Cuando lees y escribes, ¿visualizas las escenas en tu cabeza, como si fuera una película? ¿O no ves nada?

Únase a nosotros en una exploración de la afantasía (o la incapacidad de visualizar) y la forma en que los diferentes cerebros experimentan la narración.

A la autora Mariel Pomeroy le encantaba leer de pequeña. Recuerda haber visto Crepúsculo y asombrarse de que se pudiera crear un mundo de fantasía que enamorara a la gente. ¿Podría ella crear algo así?

Pero nunca lo intentó y en algún momento a través de los años, dejó de leer.

“Si encontraba un libro que me enganchaba de verdad, era mi libro favorito”, dice. “Pero encontrarlo me costó por la falta de recursos visuales. Si no conectaba rápidamente con la prosa o los personajes, me costaba quedarme; simplemente lo sentía como si estuviera en la escuela”.

Mariel está hablando de afantasía .

La afantasía es un fenómeno en el que las personas no pueden visualizar imágenes. Esto es particularmente evidente al contar historias, como leer y escribir. Es la única forma en que la mente de Mariel ha funcionado.
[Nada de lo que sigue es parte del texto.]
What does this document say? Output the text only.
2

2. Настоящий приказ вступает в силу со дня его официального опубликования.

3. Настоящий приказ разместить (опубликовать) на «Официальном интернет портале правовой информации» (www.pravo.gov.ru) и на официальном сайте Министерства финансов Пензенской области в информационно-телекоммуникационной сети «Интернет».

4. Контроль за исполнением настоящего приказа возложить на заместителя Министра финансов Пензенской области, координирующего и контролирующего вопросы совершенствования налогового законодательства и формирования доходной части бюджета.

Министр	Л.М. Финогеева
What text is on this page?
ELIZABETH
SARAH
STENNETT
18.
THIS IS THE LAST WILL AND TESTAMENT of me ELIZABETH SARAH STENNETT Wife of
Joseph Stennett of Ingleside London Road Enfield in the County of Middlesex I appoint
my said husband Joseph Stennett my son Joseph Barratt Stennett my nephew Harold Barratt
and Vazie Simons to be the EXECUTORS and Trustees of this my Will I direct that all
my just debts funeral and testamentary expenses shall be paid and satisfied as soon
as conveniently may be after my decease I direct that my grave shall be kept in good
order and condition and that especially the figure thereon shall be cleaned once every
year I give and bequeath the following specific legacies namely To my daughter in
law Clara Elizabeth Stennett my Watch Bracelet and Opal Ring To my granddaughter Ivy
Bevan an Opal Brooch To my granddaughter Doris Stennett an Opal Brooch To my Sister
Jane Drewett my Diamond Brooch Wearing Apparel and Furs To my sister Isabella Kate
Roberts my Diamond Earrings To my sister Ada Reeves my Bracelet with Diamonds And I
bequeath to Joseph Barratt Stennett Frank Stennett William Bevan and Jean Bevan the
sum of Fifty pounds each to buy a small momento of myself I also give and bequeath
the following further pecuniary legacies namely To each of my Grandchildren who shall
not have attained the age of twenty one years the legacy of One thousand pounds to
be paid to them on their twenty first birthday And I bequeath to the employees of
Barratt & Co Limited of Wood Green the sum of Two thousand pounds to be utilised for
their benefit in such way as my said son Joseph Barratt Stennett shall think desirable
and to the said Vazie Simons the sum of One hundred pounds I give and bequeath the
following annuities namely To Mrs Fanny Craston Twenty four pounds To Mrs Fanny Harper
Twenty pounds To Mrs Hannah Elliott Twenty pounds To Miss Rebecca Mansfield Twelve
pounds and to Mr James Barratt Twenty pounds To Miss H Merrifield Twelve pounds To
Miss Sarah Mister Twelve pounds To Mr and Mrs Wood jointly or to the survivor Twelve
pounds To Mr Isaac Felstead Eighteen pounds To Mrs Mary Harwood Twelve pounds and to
De hecho, no sabía que otras personas "vieran" cosas en sus mentes.

En 2020, cuando leyó "De sangre y ceniza" de Jennifer L. Armentrout , Mariel recordó su antiguo sueño de escribir. "Empecé a perseguirlo", dice. "Simplemente escribir".

Pero ¿cómo es “simplemente escribir” para alguien con afantasía?

ANNIE COSBY: Empecemos por el principio. ¿Qué significa tener afantasía?

MARIEL POMEROY: Significa que no puedo "ver" nada en mi cabeza. Está todo negro ahí arriba. No puedo visualizar nada. No puedo ver lo que escribo ni lo que leo.

No tengo la imaginería de los libros, ¿sabes? Nunca son como películas para mí. No visualizo cómo se movería el cuerpo, ni nada, no puedo verlo.

Y las personas también tienen distintos grados de afantasía. Yo no veo nada. Pero estaba hablando con una amiga, y ella puede ver colores, formas y personas, pero las personas no tienen caras. Otra amiga ve tanto que puede distinguir la textura de la ropa.

Todo depende de tu cerebro, lo cual es fascinante.

Significa que no puedo "ver" nada en mi cabeza. Solo está negro ahí arriba.

AC: He visto el espectro ilustrado con ese meme de una manzana o el gráfico de un pájaro .

MP: Sí, esas son herramientas útiles para explicarlo.

AC: Como persona que ve la “película” de una historia en mi cabeza, las imágenes, ni siquiera sabía que algunas personas experimentaban la lectura y la escritura de manera diferente hasta hace muy poco.

MP: La verdad es que no sabía que la afantasía fuera inusual hasta hace unos dos años. Incluso estando en el mundo de las redes sociales, pensaba que cuando la gente hablaba de "ver" cosas en su cabeza, era metafórico.

Pero para mí, leer y escribir son experiencias muy corporales. Simplemente leo las palabras y, en cierto modo, puedo "oírlas", pero nada más. Sigo estando aquí sentada.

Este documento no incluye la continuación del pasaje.